Nigerians consume more than twice as much sugar in one day compared to the global average. We are addicted to sugar and many of us do not realise because we don’t understand where sugar is hidden or how to avoid it. We have been wrongly encouraged to eat a low-fat diet to lose weight and control some health conditions such as diabetes. The result of our ignorance is everywhere. At least half of all adults are obese.

You might think a vanilla latte and a blueberry muffin are a harmless enough breakfast but together they provide more than the daily recommended sugar for adults (around 30 grams). That is the equivalent of six teaspoonfuls a day.

Understanding sugar
There are several different sugars, but the one you buy in the supermarket is known chemically as sucrose. Sucrose is a molecule created by two simpler sugars, fructose and glucose, joined together.

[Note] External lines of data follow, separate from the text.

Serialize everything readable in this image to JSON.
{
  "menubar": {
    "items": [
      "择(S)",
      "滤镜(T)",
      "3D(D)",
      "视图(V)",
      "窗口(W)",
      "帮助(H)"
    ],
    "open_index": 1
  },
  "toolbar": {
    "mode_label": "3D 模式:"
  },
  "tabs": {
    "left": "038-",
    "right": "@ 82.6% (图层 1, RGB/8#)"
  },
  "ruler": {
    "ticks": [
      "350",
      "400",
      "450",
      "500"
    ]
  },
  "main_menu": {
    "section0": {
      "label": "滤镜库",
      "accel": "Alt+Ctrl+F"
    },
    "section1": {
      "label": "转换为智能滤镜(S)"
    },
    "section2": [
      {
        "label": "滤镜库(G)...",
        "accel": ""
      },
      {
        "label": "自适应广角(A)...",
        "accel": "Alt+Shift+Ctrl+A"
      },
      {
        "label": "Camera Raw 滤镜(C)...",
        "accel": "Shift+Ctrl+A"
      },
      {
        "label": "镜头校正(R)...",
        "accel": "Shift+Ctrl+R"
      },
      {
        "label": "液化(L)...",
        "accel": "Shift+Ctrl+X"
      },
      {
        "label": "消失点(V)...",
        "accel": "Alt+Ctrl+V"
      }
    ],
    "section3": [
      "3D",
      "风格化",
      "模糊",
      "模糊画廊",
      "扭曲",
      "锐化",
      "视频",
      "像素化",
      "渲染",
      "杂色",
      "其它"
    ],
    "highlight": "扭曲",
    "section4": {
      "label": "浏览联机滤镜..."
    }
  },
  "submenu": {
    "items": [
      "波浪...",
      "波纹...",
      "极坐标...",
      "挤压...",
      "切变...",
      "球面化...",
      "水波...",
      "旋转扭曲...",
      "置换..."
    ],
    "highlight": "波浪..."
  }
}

Despite repeated expert warnings and health messages, there is still a lot of confusion over sugar. We don’t, for example, seem to respect that sugar in fruit (called fructose) or in carbohydrate foods (called glucose) can be just as dangerous to the body when consumed in excess. After all, white sugar (sucrose) is made up of fructose and glucose. Even natural sweeteners such as honey, agave nectar and maple syrup contain one or all of them.

Although fruit juice and smoothies count towards one of your five-a-day, they too can have naturally occurring sugar levels approaching those of Coca Cola.

Strawberry

The new fruit rules
May people are genuinely mystified as to where the sugar in their diet comes from as they believe they have already cut out all the sugar they can think of. From chocolate bars to sugar in their tea. Often thinking that “fruit is healthy”, they are eating loads of bananas, pounds of grapes, oranges, mangoes and wondering why they still gain weight. A variant of this is drinking too much fresh orange or fruit smoothies.

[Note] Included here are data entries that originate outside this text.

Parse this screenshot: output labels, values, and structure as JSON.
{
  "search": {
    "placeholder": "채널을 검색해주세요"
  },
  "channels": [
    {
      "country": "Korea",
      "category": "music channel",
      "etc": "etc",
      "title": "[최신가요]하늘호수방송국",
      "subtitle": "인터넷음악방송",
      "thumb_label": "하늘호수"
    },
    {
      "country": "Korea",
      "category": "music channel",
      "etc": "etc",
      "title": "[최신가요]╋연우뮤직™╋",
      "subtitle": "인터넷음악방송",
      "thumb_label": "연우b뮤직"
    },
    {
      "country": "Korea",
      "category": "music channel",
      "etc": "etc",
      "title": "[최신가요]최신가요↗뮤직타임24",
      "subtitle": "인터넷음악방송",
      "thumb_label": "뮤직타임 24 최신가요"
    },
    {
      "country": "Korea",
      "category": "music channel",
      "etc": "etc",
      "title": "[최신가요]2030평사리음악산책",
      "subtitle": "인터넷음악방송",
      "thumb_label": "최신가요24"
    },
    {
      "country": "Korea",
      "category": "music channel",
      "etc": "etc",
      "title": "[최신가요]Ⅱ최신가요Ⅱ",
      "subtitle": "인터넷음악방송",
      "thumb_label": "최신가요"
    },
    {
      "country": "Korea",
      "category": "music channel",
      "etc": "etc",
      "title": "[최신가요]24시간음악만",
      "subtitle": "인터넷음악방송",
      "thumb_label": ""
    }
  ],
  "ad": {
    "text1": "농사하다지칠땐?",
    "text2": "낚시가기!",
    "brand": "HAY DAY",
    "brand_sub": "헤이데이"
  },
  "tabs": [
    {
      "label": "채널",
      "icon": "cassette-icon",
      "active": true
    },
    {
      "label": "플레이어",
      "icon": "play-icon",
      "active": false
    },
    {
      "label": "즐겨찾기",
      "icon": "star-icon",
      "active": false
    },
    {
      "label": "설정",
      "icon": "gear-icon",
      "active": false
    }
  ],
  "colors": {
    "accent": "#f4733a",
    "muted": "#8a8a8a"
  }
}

Fruit provides important vitamins and minerals and fibre so it shouldn’t be avoided altogether. But choose less naturally sugary fruits like raspberries, blueberries, grapefruit or lemons, instead of mangoes, pineapples or grapes.

Limit your portions to one or two a day (we should get most of our five a day nutrient from vegetables) and have whole fruit rather than juice or smoothies.

Choose your carbs wisely
The number 1 rule, is to avoid processed food and cook from scratch. Reducing starchy carbs such as white bread, cereals, white rice, white pasta is another important way to cut your sugar intake.

So, swap your cereal or toast at breakfast for an omelette with mushrooms and cheese or porridge and choose whole grain or seeded loaves over white bread. These take longer to digest and cause a smaller peak in insulin levels.

Irrespective of their source, the body processes sugar the same way for use as energy, but what it needs is a slow, steady supply rather than a series of deluges. Being too radical won’t work. While we can give up granular types of sugar, dieticians agree on eating a good variety of food in moderation rather than excluding whole food groups.